There are many areas of law, not just the "Big Three" in IP of copyright, trademark, and patents.
They are certainly similar enough to be identified as their intended brands, so you've got copyright, trademark, trade dress, dilution by blurring, dilution by tarnishment, unfair competition, unfair or deceptive practices, making an association with a famous mark, false designation of origin, false descriptions, and more besides.
What is the cost to change them? Perhaps an hour of work? $20? $50?
What is the cost of a lawsuit? Even a Cease and Desist order is going to cost hundreds of dollars to make sure you resolve properly, plus they'll demand you change the logos.
Note how in BOTH cases you end up changing the cans. The only difference is one situation involves lawyers.
You can also leave them and accept the risk. But if you start to succeed or become successful or become popular, sooner or later you'll get a knock at the door demanding you to sign for receipt of a legal document.
About the only thing that is nearly always accepted as fair use is nominative use, using the thing's name. Saying "this is Pepsi" is not a violation because that is the name. Doing much more than that is often a costly idea.
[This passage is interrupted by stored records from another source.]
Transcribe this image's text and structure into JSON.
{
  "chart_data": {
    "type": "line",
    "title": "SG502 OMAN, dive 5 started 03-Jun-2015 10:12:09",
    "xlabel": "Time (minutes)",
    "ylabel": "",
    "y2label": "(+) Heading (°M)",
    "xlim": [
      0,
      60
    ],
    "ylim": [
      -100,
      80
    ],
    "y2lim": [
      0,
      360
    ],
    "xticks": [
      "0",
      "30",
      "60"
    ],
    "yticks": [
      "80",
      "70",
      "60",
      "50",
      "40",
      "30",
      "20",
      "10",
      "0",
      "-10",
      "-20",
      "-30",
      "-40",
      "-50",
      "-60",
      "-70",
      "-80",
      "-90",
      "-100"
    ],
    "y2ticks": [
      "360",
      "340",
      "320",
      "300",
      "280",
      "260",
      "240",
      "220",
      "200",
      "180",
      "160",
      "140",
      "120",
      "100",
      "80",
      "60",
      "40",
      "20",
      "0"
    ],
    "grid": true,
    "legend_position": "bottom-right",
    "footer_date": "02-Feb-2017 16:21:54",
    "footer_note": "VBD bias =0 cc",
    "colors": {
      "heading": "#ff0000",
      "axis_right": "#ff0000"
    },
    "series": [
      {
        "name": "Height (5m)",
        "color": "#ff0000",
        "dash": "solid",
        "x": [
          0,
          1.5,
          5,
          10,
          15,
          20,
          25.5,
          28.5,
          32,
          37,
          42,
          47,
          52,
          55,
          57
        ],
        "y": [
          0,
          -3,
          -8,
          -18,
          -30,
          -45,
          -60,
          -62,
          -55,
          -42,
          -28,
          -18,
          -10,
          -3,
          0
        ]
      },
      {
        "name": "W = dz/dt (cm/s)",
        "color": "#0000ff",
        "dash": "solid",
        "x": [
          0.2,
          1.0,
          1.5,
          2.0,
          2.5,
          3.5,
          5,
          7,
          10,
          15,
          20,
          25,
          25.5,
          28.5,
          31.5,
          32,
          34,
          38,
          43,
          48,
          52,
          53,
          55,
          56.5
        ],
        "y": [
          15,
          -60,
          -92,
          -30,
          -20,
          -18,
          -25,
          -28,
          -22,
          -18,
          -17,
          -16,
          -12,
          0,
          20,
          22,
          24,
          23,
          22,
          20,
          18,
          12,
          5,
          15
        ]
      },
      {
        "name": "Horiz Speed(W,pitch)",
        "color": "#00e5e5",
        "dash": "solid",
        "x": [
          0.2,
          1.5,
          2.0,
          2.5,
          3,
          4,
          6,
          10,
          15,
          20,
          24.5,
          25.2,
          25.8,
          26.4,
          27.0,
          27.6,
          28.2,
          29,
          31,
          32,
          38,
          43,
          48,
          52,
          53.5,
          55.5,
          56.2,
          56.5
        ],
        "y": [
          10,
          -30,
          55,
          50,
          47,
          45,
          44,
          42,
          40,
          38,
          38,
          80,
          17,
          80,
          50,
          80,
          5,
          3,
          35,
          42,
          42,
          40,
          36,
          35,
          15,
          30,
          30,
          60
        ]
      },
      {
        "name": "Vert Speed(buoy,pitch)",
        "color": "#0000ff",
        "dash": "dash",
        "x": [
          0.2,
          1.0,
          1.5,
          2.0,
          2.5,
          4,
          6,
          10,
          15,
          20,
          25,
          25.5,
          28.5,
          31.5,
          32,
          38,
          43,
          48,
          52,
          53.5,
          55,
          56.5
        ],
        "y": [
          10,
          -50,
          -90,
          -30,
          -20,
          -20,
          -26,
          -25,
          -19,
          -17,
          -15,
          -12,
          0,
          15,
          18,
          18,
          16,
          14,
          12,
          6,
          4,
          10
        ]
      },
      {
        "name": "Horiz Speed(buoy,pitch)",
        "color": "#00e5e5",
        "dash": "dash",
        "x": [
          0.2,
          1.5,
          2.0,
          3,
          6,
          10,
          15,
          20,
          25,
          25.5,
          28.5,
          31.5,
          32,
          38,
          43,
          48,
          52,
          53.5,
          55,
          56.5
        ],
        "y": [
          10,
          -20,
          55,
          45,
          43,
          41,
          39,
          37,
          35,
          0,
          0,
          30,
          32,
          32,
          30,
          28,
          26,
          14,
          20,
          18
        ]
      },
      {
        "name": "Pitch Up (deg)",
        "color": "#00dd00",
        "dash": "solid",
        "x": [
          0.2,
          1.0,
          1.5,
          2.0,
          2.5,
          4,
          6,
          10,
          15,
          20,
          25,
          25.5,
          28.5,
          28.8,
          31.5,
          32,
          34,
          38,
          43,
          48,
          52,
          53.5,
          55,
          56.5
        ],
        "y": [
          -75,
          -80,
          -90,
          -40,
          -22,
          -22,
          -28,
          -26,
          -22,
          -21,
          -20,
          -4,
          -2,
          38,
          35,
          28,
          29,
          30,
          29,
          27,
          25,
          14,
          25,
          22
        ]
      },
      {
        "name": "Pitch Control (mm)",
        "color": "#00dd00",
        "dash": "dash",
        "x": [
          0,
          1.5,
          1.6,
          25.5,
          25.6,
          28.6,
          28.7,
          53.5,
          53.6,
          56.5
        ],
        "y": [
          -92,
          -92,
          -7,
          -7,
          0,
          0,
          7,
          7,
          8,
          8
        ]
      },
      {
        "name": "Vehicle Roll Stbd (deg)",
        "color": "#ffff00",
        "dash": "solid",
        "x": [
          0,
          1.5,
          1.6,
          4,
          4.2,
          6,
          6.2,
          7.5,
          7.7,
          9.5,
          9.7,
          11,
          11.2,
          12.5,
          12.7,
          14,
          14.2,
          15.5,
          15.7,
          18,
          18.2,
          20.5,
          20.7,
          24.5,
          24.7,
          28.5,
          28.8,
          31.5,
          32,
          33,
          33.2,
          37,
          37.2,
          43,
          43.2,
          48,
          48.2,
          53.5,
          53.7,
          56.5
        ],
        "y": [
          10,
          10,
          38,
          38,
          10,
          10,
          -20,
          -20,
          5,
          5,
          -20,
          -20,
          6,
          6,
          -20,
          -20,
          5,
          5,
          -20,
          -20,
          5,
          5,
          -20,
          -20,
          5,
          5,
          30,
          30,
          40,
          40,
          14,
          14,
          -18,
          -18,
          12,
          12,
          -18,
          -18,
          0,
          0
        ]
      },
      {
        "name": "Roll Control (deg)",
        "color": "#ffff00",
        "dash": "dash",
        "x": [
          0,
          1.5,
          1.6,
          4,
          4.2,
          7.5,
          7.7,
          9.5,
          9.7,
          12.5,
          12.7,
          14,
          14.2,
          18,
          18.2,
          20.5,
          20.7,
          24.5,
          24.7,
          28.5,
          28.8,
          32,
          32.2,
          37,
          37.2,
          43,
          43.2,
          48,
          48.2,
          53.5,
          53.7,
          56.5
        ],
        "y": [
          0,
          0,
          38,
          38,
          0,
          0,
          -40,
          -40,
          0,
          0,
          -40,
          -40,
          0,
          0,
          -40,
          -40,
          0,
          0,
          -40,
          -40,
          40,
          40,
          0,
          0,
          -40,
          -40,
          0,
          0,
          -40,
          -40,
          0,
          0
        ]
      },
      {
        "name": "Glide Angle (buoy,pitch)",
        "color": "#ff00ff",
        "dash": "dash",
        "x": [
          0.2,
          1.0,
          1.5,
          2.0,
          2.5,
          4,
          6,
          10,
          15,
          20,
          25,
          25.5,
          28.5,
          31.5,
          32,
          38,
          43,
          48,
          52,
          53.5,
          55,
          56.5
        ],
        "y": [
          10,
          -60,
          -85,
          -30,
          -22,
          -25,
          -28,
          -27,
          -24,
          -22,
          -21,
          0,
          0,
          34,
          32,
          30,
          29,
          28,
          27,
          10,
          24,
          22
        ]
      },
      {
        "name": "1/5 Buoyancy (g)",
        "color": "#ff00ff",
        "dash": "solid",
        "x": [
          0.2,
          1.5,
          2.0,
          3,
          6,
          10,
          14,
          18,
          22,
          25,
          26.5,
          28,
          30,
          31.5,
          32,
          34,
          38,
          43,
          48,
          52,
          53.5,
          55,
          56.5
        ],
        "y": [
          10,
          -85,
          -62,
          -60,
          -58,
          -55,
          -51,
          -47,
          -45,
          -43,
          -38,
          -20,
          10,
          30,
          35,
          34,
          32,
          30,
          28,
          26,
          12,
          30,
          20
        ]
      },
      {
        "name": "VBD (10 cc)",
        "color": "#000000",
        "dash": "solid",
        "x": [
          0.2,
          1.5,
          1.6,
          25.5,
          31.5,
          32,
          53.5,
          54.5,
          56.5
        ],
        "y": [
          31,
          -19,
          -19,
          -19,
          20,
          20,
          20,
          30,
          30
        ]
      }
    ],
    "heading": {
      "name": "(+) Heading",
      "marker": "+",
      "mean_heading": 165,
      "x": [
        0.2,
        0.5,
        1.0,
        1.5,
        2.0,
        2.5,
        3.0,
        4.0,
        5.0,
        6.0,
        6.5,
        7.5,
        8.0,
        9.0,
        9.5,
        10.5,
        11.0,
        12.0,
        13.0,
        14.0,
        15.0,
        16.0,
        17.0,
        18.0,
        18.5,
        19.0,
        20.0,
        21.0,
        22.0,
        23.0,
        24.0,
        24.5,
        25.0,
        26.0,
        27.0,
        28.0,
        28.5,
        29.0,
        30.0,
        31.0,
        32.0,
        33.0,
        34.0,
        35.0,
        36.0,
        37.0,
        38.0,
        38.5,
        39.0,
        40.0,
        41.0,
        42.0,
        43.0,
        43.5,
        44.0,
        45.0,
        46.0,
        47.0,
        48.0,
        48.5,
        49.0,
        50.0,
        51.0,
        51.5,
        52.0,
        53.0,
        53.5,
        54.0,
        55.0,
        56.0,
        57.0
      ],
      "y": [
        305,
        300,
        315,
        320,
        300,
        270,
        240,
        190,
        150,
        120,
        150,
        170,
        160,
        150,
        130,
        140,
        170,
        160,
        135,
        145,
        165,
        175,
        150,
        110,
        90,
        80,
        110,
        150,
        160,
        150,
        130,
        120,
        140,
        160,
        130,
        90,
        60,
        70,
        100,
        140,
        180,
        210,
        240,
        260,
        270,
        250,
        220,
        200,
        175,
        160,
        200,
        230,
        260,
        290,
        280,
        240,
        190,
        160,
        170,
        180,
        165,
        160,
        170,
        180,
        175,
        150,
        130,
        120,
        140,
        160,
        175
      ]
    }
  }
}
If the only people who will ever see it are you and your best friends, the risk is approximately zero. ... Except you've already gone and posted it on the Internet, which has billions of viewers and never forgets. Oops!
Fair use is a local legal concept and varies by location. Even in the same location judges evaluate it differently. It is expensive to get wrong, and easy to get right by simply not using other people's ideas and properties.